[sdiy] Death of DIY?

Richard Wentk richard at skydancer.com
Tue Jul 19 01:48:02 CEST 2005


t 00:20 19/07/2005, phillip m gallo wrote:
>Graham,
>
>The internet is wonderful regarding info dispersal.   As you indicate the
>dispersal of knowledge can lead to a wide community of effort.
>
>Before the Internet ???   Well there were periodicals and "clubs".   Some
>periodicals where widely distributed like Popular Electronics, Radio
>Electronics, Byte  and Wireless World,  some where "special interest club"
>periodicals.

It's worth remembering just how *slow* these were though. Magazines 
obviously relied on a monthly cycle, and they also weren't interactive. You 
did what you could to fill in the gaps in your knowledge by working things 
out yourself, but if you had a question you were stuck.

Also if you wanted to find out more about Product X, whether it was a 
component or a finished synthesizer, you typically clipped a coupon, mailed 
it in, and then anywhere from a few days to a few weeks to (occasionally) a 
few months later you got something back in the post that perhaps, if you 
were lucky, told you what you wanted to know.

The only way to file things like datasheets was in paper form. Which 
inevitably led to mountains of stuff.

Now you can get almost anything you want online in seconds, and find an 
interactive support/hobbyist group in a minute or two.

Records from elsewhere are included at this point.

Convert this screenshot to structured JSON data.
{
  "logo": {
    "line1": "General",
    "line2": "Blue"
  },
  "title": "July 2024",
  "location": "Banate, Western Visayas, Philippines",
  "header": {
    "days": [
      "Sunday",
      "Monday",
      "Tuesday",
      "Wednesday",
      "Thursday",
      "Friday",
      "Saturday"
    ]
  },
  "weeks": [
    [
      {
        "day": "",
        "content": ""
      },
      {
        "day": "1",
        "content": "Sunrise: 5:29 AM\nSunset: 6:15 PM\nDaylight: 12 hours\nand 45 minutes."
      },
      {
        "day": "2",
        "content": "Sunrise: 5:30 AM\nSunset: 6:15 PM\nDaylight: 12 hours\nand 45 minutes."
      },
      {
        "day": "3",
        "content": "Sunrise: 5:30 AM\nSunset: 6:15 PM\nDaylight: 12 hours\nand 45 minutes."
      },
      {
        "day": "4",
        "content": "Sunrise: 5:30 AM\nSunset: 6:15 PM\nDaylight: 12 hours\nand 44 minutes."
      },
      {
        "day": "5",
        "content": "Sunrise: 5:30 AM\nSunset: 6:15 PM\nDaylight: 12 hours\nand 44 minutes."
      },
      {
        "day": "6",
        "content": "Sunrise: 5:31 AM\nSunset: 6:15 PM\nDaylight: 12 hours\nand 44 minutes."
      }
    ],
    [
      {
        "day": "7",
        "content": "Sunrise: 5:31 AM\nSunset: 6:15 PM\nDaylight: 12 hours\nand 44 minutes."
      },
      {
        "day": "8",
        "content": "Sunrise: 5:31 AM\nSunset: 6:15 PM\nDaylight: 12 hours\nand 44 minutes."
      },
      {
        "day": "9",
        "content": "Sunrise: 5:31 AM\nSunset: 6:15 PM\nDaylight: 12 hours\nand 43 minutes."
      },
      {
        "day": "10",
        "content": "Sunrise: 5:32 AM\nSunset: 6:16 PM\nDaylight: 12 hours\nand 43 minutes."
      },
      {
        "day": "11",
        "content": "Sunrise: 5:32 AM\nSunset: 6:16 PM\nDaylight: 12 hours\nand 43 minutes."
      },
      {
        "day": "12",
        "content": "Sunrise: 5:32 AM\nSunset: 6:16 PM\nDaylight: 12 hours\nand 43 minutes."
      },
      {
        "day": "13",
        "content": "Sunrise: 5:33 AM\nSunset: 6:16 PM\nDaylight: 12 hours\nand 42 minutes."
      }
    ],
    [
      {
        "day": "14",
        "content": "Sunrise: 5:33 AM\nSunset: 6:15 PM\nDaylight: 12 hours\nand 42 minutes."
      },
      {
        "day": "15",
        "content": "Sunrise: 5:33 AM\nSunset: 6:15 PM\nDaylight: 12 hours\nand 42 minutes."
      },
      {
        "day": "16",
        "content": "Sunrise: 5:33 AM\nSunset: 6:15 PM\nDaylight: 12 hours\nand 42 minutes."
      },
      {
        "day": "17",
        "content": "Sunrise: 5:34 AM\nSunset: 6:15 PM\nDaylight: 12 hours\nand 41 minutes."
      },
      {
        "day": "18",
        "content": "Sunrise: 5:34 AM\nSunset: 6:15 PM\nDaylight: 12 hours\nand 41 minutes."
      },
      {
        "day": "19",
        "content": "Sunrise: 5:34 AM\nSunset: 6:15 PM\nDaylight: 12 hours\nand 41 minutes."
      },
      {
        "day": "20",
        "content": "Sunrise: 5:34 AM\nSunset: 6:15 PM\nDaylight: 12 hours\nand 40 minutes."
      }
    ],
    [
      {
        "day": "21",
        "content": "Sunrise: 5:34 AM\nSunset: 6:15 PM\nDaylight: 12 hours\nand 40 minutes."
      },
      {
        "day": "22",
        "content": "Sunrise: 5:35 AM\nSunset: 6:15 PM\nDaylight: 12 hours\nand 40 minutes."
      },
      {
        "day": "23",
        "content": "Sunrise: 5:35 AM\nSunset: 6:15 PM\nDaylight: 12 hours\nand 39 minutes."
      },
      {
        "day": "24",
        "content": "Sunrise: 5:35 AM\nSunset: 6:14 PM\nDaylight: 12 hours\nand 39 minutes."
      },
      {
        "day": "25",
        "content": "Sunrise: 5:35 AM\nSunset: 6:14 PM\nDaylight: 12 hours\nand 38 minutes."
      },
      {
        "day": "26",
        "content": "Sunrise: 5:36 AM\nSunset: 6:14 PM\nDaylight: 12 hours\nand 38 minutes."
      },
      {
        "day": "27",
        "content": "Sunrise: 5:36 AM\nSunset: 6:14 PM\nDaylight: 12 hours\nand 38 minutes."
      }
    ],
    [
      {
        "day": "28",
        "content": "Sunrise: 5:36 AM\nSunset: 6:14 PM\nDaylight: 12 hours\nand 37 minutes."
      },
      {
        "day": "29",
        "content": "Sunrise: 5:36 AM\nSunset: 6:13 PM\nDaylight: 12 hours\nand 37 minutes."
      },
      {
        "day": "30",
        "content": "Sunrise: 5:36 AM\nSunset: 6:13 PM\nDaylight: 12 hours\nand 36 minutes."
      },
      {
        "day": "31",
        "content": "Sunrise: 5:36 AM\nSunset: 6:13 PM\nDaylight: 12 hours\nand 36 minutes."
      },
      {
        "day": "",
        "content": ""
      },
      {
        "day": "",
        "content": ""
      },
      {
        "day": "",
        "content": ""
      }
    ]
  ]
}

However - as others have already said here, the DIY ethic isn't nearly as 
strong now as it was then. It seems to have drifted towards modding and 
overclocking PCs, which is a much smaller universe to explore than DIY 
electronics, and VST coding, which is potentially a big universe - and one 
that some people have done fantastic things in.

So the basic problem is that there's no real need for hardware DIY. The 
stuff you can buy ready made is so good and so cheap most of the incentive 
to DIY anything has gone - except for that small minority that enjoys it 
for its own sake.

My main motivation with synth DIY was never problem solving or engineering 
geekery, but wanting to get my hands on equipment that I didn't have a hope 
in hell of being able to ever afford ready made. When a good polysynth cost 
the equivalent of maybe $20,000 today, that was a big incentive. Now you 
can buy softsynths that make a Moog modular look like a cheap toy, the 
incentive to build stuff isn't nearly as compelling, especially when the 
choice for a gigging musician is between packing a laptop and packing 
something that can only be moved in a truck.

So the demographic has shrunk from enthusiasts to purists, who by 
definition are a much smaller constituency.